Good Tuesday. Today's Science Solutions blog assignment is to hypothesize that by some astronomical chance, a hospital decides to hire us as a surgeon. Explain how the frog dissection we did last week in Science class might help us appreciate or prepare us for the job of a surgeon.

I only did the first part of last week's dissection, so I only got to cut through layers of the frog's flesh and muscles and see just part of its insides. This makes my knowledge limited, but I still think what I did helped me further appreciate what a surgeon does. 

The first thing I can think of off the top of my head is that it helped me realize even more that what a surgeon does is gross! Not only were the dead frogs creepy, they also didn't smell very good. Neither did their guts. It must take a lot of experience and not so much squeamishness to do what a surgeon gets paid to do.

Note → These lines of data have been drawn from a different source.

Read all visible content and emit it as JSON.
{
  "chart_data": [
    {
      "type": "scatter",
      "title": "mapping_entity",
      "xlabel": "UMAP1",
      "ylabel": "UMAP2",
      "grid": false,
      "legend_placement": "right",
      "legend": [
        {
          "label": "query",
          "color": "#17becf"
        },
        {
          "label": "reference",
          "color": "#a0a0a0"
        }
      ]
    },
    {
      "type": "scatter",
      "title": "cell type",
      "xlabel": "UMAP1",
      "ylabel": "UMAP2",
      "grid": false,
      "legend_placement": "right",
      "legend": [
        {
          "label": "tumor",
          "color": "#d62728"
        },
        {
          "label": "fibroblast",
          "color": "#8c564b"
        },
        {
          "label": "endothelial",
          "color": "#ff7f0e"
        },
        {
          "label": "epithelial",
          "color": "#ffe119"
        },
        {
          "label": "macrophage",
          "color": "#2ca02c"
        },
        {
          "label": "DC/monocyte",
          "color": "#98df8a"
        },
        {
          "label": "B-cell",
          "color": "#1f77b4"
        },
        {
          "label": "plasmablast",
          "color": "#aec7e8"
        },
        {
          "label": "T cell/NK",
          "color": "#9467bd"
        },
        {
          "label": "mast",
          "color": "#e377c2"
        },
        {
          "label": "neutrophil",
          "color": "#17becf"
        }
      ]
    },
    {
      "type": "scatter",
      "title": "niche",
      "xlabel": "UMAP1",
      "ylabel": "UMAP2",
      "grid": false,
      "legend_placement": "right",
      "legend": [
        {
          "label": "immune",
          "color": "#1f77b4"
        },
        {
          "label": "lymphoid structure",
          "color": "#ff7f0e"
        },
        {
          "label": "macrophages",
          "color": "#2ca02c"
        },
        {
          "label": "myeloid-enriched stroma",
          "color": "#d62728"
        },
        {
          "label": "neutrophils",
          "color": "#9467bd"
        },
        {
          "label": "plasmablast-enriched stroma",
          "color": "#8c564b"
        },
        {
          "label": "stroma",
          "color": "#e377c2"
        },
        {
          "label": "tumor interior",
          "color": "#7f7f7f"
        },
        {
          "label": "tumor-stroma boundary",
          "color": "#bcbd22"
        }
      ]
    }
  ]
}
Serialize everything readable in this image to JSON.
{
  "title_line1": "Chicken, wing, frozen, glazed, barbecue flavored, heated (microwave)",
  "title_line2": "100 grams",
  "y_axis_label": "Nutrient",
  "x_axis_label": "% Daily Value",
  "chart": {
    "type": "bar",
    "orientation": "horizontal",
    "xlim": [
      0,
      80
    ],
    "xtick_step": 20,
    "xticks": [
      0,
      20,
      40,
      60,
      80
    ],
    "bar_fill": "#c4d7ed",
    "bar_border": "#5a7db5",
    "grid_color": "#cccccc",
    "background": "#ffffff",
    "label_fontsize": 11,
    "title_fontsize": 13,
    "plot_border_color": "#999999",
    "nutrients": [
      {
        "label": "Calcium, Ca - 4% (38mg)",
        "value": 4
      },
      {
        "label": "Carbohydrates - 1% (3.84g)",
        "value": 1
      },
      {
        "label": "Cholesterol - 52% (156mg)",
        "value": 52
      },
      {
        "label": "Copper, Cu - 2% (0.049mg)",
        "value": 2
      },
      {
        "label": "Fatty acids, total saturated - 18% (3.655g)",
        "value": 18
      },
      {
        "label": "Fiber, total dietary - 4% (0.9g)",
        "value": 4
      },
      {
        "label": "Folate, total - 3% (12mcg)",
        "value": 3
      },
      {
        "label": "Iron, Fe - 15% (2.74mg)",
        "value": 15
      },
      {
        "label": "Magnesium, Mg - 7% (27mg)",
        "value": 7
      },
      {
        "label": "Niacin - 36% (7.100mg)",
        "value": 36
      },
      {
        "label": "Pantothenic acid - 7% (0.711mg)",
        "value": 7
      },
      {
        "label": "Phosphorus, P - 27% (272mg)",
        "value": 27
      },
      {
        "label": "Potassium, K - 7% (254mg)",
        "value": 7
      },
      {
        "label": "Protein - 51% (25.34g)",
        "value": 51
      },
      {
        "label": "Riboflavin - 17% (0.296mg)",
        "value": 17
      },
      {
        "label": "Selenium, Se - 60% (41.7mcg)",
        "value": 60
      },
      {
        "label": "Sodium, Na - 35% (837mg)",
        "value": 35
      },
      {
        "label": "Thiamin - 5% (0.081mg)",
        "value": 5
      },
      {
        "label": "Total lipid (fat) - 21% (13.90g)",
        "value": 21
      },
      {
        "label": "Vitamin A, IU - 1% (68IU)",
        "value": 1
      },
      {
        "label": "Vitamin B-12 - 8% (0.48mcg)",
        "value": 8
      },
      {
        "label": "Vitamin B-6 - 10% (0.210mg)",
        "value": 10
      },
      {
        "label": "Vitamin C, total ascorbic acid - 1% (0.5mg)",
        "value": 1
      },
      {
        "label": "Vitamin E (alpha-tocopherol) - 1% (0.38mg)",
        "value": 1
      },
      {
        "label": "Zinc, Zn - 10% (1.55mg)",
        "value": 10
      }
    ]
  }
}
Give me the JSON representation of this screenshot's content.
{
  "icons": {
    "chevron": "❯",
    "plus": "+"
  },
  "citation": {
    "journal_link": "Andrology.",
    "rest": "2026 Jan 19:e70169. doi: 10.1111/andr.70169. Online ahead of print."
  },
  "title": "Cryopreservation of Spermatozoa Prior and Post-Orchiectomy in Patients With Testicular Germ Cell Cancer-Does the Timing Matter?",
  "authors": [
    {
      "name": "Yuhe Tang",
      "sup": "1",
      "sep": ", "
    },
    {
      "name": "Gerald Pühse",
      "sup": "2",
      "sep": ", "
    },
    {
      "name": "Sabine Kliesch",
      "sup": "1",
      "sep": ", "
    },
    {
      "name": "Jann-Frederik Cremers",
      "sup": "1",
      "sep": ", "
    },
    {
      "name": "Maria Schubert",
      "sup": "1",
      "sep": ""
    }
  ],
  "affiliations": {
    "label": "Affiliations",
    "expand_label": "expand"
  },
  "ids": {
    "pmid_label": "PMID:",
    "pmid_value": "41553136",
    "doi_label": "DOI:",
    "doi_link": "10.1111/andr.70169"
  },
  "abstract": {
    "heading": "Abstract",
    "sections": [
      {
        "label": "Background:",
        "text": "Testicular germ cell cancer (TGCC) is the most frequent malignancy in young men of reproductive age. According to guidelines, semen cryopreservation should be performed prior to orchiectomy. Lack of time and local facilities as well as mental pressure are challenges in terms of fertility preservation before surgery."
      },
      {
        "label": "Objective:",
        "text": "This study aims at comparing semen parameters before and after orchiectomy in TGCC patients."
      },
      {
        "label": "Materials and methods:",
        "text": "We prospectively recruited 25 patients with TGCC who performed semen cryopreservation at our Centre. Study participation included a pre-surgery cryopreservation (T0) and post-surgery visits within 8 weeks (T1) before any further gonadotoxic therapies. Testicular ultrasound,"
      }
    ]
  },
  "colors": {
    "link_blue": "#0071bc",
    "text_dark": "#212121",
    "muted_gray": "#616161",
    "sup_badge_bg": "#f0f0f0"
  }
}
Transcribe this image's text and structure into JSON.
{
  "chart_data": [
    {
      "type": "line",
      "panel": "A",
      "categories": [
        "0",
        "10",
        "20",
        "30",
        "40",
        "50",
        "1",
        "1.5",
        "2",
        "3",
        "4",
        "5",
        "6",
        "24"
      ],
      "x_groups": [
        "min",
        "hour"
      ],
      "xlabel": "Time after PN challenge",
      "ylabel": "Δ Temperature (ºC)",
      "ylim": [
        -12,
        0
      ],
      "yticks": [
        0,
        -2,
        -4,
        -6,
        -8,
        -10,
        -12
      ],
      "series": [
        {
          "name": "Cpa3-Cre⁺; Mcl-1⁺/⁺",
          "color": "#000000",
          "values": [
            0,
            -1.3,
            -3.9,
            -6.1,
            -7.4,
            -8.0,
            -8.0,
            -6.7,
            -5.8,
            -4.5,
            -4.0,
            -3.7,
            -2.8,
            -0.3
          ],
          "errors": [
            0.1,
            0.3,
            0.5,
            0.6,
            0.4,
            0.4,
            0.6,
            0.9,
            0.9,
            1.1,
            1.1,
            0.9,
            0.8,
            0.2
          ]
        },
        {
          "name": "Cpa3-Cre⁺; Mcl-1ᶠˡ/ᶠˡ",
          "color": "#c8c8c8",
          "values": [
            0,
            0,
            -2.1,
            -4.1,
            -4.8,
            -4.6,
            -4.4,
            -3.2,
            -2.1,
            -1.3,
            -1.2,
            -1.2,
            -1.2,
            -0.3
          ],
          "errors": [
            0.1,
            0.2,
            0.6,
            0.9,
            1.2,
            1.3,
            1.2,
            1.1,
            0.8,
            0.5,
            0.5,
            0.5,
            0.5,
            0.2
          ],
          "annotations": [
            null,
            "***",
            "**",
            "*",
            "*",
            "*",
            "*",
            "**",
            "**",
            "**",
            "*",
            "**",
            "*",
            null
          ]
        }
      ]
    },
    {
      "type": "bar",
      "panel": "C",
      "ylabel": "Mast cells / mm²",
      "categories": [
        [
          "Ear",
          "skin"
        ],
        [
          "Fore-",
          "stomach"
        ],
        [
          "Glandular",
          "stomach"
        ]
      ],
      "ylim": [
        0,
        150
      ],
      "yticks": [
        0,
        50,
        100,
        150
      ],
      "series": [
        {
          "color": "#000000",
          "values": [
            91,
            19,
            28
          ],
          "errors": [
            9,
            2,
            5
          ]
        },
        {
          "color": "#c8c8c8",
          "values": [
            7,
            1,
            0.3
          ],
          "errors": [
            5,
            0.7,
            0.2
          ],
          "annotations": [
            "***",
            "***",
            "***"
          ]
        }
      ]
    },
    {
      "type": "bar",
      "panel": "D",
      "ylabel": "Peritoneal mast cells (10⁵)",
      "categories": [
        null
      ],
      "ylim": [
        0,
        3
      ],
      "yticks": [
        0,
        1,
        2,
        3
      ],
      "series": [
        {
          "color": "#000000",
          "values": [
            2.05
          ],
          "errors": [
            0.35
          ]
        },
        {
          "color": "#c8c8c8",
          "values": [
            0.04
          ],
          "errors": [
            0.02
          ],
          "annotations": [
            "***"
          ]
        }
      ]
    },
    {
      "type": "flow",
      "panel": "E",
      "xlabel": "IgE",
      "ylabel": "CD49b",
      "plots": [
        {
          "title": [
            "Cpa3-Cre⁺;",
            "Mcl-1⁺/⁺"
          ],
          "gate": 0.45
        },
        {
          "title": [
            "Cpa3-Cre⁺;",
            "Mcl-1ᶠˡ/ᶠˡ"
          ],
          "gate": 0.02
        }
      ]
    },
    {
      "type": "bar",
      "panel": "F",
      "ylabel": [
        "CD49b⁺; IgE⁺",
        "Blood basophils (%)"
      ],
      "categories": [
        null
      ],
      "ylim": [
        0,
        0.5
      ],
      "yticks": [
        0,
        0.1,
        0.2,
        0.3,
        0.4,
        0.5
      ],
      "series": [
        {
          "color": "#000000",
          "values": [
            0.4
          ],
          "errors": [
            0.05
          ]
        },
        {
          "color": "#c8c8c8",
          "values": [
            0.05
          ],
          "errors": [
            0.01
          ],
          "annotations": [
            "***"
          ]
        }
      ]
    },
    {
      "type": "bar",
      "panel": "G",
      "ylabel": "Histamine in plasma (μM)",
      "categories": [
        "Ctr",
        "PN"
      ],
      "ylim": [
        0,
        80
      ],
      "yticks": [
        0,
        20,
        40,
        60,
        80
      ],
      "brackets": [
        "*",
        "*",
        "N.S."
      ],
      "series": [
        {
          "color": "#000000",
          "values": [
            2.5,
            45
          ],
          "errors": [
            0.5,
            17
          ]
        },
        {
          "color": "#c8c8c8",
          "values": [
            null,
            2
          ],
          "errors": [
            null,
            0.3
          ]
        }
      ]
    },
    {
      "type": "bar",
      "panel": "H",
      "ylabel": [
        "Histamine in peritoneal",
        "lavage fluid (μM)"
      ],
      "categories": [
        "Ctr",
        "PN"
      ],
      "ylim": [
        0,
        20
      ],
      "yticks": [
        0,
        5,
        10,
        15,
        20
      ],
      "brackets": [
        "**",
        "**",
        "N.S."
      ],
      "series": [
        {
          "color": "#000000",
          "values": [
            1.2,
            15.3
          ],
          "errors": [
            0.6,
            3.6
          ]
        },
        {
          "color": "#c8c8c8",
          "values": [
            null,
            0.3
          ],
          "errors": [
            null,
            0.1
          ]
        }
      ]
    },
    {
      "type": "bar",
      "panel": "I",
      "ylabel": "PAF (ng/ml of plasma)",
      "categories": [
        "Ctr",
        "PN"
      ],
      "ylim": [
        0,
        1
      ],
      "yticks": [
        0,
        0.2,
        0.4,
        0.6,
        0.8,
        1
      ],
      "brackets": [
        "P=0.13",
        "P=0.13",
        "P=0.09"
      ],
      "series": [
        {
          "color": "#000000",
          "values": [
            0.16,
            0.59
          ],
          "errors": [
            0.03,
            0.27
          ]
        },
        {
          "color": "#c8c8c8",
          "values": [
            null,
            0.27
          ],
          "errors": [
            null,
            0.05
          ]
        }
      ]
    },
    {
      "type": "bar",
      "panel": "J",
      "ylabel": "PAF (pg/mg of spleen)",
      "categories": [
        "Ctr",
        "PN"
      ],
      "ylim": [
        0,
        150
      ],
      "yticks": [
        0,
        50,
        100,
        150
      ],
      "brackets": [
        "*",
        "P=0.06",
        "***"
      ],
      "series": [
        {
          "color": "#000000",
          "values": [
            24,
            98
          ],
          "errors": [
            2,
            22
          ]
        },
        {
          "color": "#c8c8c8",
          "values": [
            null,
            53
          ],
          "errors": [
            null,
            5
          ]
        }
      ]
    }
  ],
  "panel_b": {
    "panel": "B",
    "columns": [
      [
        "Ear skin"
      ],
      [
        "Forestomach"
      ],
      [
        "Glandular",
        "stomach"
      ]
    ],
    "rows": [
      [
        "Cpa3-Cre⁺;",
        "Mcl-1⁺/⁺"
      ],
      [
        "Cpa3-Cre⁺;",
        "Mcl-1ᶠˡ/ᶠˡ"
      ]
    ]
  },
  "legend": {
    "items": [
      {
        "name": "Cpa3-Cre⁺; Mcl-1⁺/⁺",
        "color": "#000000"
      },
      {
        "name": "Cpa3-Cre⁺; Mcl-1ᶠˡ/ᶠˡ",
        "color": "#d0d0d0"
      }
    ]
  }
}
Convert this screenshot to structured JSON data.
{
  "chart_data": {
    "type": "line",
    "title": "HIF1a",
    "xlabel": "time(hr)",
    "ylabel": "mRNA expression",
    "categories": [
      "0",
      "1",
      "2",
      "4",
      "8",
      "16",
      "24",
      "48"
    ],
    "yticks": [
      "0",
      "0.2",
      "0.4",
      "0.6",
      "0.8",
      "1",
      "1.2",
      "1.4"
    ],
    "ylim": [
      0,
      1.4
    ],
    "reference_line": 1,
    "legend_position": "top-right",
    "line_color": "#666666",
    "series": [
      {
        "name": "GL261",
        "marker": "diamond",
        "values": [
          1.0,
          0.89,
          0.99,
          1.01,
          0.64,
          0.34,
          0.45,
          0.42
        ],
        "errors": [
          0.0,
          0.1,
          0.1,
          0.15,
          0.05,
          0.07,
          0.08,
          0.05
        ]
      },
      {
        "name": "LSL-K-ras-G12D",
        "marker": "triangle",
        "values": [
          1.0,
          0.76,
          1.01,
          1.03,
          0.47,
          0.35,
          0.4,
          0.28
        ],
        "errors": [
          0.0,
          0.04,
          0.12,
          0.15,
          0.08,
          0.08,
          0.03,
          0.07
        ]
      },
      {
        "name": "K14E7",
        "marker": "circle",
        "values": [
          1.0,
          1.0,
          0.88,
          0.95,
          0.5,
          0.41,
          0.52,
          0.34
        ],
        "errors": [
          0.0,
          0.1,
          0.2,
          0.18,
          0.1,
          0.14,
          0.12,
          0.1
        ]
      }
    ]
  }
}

The next obvious thing that would help me appreciate a surgeon's job was that I got experience with dissecting something and the procedures and steps of doing that. The anatomy of a frog is different from a person's, of course, but we share some organs, bones, and body parts with them. It was sort of like operating on a tiny, green, misshapen human. We got previews of all of the frog's body systems and their organ systems. The diagrams and drawings in our froguts.com packet helped us with that part of the dissection. When becoming a surgeon, I assume that students have to do a lab or labs like this in which they dissect a type of animal. It would be really scary to have a surgeon operating on you that had no experience dissecting things that weren't human, and it would be scary to be a surgeon assigned a task of operation on a person when I had no experience dissecting things at all. This is just what I think about things.